Кажется, это была единственная жалоба Анны Васильевны, которую я когда-либо слышал. При этом высказанная в элегическом тоне.
Прошло много лет. Близкие мои умерли, Анна Васильевна и по сей день, кажется, жива, хотя и перенесла так много невзгод, что другой бы мог и сломиться на ее месте. Во время второй немецкой оккупации Анна Васильевна была уже пожилым человеком, но сохранила и легкость, и молодость. Новая жизнь не прибавила ей ни славы, ни богатства. Она осталась акушеркой и работала, не замечая, как бежит время.
Когда немцы во второй раз пришли на Украину, к ней привели спрятать курчавого черноглазого мальчика, потом девочку, и еще одну, горбатую, некрасивую и несчастную. Она всех трех держала у себя и кормила и запрещала им громко разговаривать. Говорила шепотом, и, когда кто-нибудь приходил к соседям, дети прятались под кроватью и сидели там, как три мышки.
Но эсэсовцы, как собаки, натасканные на дичь, пронюхали об акушерке и ее детях. За ними пришли, когда дети под кроватью ели свой ужин.
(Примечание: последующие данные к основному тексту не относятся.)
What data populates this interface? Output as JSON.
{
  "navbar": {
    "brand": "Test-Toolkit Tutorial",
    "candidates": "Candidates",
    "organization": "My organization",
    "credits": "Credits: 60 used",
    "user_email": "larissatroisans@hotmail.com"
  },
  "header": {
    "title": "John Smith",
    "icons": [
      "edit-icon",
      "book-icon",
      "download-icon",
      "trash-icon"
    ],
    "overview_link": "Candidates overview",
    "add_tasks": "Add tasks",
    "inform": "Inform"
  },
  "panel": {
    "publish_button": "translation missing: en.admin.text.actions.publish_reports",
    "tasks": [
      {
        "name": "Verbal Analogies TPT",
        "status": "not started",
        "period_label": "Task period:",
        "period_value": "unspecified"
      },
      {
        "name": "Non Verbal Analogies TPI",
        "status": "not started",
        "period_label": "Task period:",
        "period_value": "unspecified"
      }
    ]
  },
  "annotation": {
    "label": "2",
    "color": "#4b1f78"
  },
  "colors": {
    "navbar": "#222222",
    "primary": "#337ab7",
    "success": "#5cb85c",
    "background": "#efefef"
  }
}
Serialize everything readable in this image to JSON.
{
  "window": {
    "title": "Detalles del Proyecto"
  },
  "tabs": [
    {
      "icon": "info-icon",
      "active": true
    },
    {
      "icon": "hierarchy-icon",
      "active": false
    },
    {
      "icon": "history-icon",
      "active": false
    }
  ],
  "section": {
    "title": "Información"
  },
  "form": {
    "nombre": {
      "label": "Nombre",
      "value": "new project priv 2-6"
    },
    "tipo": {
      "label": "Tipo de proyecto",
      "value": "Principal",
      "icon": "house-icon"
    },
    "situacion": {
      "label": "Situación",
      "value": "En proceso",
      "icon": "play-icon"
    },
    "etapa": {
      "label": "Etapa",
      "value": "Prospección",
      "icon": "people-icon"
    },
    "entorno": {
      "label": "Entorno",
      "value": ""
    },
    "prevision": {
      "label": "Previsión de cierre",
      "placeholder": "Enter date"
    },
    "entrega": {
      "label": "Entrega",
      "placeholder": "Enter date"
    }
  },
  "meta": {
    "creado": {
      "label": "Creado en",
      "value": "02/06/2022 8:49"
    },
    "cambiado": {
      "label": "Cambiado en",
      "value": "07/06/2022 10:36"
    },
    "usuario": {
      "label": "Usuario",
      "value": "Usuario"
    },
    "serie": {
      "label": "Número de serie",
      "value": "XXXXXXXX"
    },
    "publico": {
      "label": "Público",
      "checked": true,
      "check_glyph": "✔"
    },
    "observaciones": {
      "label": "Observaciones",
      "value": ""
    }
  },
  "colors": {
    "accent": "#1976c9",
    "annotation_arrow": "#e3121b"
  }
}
— Дайте им доесть, — строго сказала Анна Васильевна. — Они поедят, и мы пойдем все вместе. — Она аккуратно надела детям пальтишки, шапочки, боты и, чтобы было не очень страшно, повела их за руку. Она плохо понимала, что происходит, и не могла представить, что можно уничтожать детей.
Зачем же она помогала родиться стольким детенышам? Некоторые из них, вырастая, глупеют и, как дикие звери, убивают друг друга. Она знала, что это теперь пришло в мир, и все же сомневалась. Ей трудно было потерять веру в то, что человек — самое прекрасное создание природы.
«Наверно, это не люди, — думала она. — Все дело в том, что они не люди, не люди!..»
— Боря, — говорила Анна Васильевна, — держи за руку Софочку, когда мы будем переходить улицу. Сейчас так много машин, и они, как безумные, не видят, куда едут.
Она отказалась оставить своих детей. Дети с нею были спокойны. И какой-то оберст эсэс махнул рукой: одной старухой меньше.
Но ее не расстреляли и не закопали с ее детьми. По чьей-то нераспорядительности она осталась жива в лагере, где постепенно умерли ее дети, кроме мальчика, который теперь с ней и уже взрослый.
Но все это было много позже, а в то время, о котором я говорю, она была молодая и веселая и полна той внутренней доброты, о которой человек и сам не знает, да и не может знать.
Для меня она окутана сиреневым дымком осенних шишек, которые Феня из подола бросает в трубу самовара, и тысячи искр освещают милое лицо Анны Васильевны.